Not only is the narrow part provided without necessity to machine down the wide part,
but boring only of shorter axial lengths is needed.
1. A fluid pump comprising a reciprocating armature/piston combination, through a
bore in which the pumped fluid passes, characterised by (Fig 6 or 7) a shaping of,
either the exterior of the combination or the interior of a guide for its reciprocation
(Fig 5) , whereby fluid tending to become trapped between the internal walls of the
guide (13) and the external wall of the wide part (26) of the armature/piston combination
(2) is instead returned to the pumped stream, said shaping composing cross-sectional
differential or relative irregularities between said internal and external walls.

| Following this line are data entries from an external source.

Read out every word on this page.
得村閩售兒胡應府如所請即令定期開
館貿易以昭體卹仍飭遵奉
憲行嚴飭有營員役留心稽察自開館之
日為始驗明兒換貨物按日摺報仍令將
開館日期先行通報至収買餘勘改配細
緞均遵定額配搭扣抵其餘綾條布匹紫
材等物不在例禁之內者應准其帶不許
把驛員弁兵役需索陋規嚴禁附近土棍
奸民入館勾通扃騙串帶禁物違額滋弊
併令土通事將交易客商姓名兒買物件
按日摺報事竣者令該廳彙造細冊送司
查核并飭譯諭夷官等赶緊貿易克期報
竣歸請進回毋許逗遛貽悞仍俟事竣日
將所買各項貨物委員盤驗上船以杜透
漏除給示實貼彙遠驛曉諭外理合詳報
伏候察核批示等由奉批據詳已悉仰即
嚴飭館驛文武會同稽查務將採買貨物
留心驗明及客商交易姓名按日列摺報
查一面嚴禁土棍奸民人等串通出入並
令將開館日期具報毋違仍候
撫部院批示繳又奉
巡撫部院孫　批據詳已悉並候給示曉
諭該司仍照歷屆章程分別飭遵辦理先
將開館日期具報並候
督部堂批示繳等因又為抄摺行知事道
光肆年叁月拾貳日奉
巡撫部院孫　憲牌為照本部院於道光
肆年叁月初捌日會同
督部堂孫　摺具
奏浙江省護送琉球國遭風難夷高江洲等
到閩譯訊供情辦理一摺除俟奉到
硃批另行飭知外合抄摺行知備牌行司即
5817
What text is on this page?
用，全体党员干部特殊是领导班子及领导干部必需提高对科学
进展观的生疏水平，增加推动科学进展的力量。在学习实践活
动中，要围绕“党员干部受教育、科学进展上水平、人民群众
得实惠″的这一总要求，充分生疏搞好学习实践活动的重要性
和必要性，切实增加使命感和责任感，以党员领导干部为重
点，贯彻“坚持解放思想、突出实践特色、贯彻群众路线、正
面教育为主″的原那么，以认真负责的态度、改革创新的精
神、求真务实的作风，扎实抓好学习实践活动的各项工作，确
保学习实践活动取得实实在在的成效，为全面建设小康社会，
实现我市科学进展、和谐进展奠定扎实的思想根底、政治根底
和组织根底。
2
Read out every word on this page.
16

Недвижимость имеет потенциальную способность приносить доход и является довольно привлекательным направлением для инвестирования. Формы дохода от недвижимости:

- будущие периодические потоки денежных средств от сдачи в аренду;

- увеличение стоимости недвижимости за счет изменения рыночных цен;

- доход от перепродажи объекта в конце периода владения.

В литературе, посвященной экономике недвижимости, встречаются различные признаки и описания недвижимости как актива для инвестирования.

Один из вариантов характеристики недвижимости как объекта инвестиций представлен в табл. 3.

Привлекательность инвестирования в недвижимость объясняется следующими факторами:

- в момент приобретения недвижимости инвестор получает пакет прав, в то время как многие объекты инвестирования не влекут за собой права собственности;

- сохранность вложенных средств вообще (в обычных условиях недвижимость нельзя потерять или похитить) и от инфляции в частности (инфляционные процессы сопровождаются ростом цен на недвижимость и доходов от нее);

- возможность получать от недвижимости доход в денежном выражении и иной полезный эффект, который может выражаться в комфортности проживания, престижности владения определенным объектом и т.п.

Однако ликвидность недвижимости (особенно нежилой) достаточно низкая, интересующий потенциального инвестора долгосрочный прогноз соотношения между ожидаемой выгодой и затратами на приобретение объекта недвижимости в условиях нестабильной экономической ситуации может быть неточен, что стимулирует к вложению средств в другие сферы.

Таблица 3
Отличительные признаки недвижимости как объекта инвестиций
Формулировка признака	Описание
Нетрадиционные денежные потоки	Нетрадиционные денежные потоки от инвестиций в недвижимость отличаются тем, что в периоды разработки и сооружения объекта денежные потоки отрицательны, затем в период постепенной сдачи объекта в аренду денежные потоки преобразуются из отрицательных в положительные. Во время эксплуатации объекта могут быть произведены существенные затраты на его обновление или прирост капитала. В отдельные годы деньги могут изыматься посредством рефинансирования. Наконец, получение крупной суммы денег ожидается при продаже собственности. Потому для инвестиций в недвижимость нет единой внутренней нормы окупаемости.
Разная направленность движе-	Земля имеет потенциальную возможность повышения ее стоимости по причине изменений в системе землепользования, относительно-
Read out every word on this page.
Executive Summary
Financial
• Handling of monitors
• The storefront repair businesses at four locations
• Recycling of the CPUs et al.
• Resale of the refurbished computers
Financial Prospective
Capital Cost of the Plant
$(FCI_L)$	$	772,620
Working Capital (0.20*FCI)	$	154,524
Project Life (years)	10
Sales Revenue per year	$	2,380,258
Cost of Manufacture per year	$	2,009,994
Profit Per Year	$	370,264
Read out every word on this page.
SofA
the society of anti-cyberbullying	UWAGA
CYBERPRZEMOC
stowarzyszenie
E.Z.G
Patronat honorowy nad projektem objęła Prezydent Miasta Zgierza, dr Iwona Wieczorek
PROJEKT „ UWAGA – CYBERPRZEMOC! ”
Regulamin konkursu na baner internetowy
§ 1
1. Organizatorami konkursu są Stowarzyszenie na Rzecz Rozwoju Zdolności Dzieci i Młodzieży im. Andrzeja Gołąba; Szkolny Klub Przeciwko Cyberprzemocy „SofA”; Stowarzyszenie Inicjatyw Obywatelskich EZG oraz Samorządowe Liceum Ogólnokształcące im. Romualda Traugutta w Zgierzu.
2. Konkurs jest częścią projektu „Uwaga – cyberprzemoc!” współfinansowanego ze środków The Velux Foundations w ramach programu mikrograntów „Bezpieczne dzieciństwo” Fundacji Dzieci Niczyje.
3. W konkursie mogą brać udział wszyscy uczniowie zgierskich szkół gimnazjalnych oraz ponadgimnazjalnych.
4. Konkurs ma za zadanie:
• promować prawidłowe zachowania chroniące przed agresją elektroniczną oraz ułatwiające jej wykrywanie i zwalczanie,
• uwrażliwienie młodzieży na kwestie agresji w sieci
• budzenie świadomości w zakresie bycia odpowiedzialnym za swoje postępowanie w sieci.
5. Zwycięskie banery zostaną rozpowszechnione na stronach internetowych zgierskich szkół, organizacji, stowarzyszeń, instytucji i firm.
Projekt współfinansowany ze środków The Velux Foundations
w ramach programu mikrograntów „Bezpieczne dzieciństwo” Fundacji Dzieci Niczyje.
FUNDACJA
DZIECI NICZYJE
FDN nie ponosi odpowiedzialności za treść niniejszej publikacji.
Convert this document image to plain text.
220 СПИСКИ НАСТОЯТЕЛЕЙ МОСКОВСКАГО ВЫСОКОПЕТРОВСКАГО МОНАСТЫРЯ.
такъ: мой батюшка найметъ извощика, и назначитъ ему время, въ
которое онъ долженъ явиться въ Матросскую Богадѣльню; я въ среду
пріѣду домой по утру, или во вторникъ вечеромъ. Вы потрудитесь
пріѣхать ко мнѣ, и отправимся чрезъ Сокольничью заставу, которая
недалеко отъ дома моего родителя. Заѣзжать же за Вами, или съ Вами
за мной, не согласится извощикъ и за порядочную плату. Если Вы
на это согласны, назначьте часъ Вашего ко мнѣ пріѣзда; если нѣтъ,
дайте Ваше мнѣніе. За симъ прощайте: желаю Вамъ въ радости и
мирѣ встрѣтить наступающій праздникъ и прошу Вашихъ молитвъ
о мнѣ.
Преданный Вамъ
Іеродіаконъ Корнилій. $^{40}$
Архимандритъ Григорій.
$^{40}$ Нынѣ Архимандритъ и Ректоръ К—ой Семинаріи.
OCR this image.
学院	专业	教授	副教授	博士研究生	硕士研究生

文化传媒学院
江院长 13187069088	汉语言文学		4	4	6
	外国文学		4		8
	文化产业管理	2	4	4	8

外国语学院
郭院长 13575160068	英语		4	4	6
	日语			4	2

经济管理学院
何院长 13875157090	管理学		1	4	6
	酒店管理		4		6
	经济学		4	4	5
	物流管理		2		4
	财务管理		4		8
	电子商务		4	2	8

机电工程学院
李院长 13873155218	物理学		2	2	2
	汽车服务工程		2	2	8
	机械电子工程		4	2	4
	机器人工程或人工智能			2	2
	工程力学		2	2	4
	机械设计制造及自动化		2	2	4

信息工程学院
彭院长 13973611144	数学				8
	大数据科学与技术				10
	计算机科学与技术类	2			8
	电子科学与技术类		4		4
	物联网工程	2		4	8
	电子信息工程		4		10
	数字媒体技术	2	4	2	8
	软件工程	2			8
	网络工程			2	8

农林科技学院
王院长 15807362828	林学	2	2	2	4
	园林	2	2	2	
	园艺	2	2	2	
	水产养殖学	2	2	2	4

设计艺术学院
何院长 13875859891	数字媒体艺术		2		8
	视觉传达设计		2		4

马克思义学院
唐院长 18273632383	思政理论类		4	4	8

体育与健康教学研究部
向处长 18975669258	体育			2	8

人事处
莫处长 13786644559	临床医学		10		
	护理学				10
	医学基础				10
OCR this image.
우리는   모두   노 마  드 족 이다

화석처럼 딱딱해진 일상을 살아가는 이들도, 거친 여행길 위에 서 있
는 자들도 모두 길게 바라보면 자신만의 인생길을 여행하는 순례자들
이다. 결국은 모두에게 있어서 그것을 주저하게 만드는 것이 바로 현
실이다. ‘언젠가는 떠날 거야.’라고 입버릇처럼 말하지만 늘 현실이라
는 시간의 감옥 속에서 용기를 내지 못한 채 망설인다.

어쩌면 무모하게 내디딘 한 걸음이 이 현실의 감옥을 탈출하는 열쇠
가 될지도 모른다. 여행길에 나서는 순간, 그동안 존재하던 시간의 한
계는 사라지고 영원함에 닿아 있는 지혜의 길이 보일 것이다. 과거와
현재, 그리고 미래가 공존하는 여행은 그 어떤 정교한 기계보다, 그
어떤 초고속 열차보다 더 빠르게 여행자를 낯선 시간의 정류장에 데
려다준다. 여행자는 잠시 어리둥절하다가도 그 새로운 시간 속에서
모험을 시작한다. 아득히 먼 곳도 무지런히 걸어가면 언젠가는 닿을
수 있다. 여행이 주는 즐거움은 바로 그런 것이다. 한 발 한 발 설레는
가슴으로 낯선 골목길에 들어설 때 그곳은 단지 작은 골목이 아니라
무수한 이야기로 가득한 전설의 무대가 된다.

2. A fluid pump according to Claim 1 characterised in that shock or noise caused by
lack of braking by trapped fluid is countered by a shock-absorber ring (15) and any
necessary sealing rings (17,18) acting on a transverse face (29,30) of the wide part
(26) of the piston.
3. A fluid pump according to Claim 2 wherein the reciprocating armature/piston combination
has a relatively narrow extension (32) not abutted by said rings but passing therethrough,
which seats and unseats a valve (5), wherein the extension projects axially from said
transverse face (29,30) of the armature, and is a separate bored non-magnetic piece
crimped (30, 33) or otherwise attached to a wide part (26) which is magnetic.
4. A fluid pump according to Claim 3 comprising a waist (33) in the axial extension
(32) receiving a crimped in portion (30) of said transverse face of the wide part
(26) of the combination.
5. A fluid pump according to any of Claims 1-4, wherein the longitudinal irregularities
are guide ribs (25) extending along the inside wall of the armature guide.
6. A fluid pump according to any of Claims 1-4 wherein the longitudinal irregularities
are provided by channelling, or by a hexagonal (Fig 6) or grooved (Fig 5) cross-section
of the wide part (26) of the combination.
7. A fluid pump according to any of Claims 1-6 having series inlet and outlet valves
on the downstream side of the combination, which are passive but biased towards closure
positions.